CSS Mobile - what iron shortage?

georgew

First Sergeant
Joined
Oct 1, 2010
Location
southern california
Third times the charm.

Brashear, La. Jan 1, 1862
CS Navy Dept
re CS Gunboat Mobile
To: A.B. Seger
Supt N.O.O.W.R. Road
To: 30,800 lbs rail road iron for ballast @ 2 cts $616.00
rcvd Sheppard
Lt. Commanding

15 tons of RR iron for ballast? This seems to work out to 1466 linear feat of 62-lb/yd T-rail or 3080 linear ft of 1-inch strip rail at 10 lbs/ft. You wonder if they might have done better by using bags of shell for ballast and the iron for protection.
 
Third times the charm.

Brashear, La. Jan 1, 1862
CS Navy Dept
re CS Gunboat Mobile
To: A.B. Seger
Supt N.O.O.W.R. Road
To: 30,800 lbs rail road iron for ballast @ 2 cts $616.00
rcvd Sheppard
Lt. Commanding

15 tons of RR iron for ballast? This seems to work out to 1466 linear feat of 62-lb/yd T-rail or 3080 linear ft of 1-inch strip rail at 10 lbs/ft. You wonder if they might have done better by using bags of shell for ballast and the iron for protection.
15 tons of old, broken, laminated iron would be of little use except as raw iron. The road used 65# T rail. This does not bother me as a RR guy.
 
Does this mean that iron of this condition could have been sent to one of the foundries and used for casting artillery or misc?
George,

I've seen many lists of materials on hand at various railroads and all of them included a goodly quantity of old iron. Many roads had their own foundries and made all sorts of railroad, and now ordnance, castings. Those that did not have foundries would usually do work for other roads, provided the desiring road provided the iron, so even non-foundries roads kept their old iron.

There was no reason to not melt the old iron for other purposes and roads did sell their excess old iron. But iron was cheap and transportation was not. Also, transportation was scarce, unless the buyer was willing to provide a messenger to travel with it.

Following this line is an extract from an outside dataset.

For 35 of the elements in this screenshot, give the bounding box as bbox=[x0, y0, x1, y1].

The only movement of old iron, in quantity, that I have seen was strap iron from the Winchester & Potomac RR to Tredegar, B&O RR scrap from late 1861 to Tredegar, and old iron from some eastern North Carolina RRs sent by the Navy to Atlanta for making armor.

Dave
 
George,

I've seen many lists of materials on hand at various railroads and all of them included a goodly quantity of old iron. Many roads had their own foundries and made all sorts of railroad, and now ordnance, castings. Those that did not have foundries would usually do work for other roads, provided the desiring road provided the iron, so even non-foundries roads kept their old iron.

There was no reason to not melt the old iron for other purposes and roads did sell their excess old iron. But iron was cheap and transportation was not. Also, transportation was scarce, unless the buyer was willing to provide a messenger to travel with it.

The only movement of old iron, in quantity, that I have seen was strap iron from the Winchester & Potomac RR to Tredegar, B&O RR scrap from late 1861 to Tredegar, and old iron from some eastern North Carolina RRs sent by the Navy to Atlanta for making armor.

Dave
Thanks Dave!
 
Does this mean that iron of this condition could have been sent to one of the foundries and used for casting artillery or misc?
Georgew,

That depends how "clean" it was in the first place. If it was badly worn rusted and pitted, scrap is about all you could do with it, ideal ballast. You don't want to be introducing impurities into iron that's going to be used for gun casting ,or armour for that matter.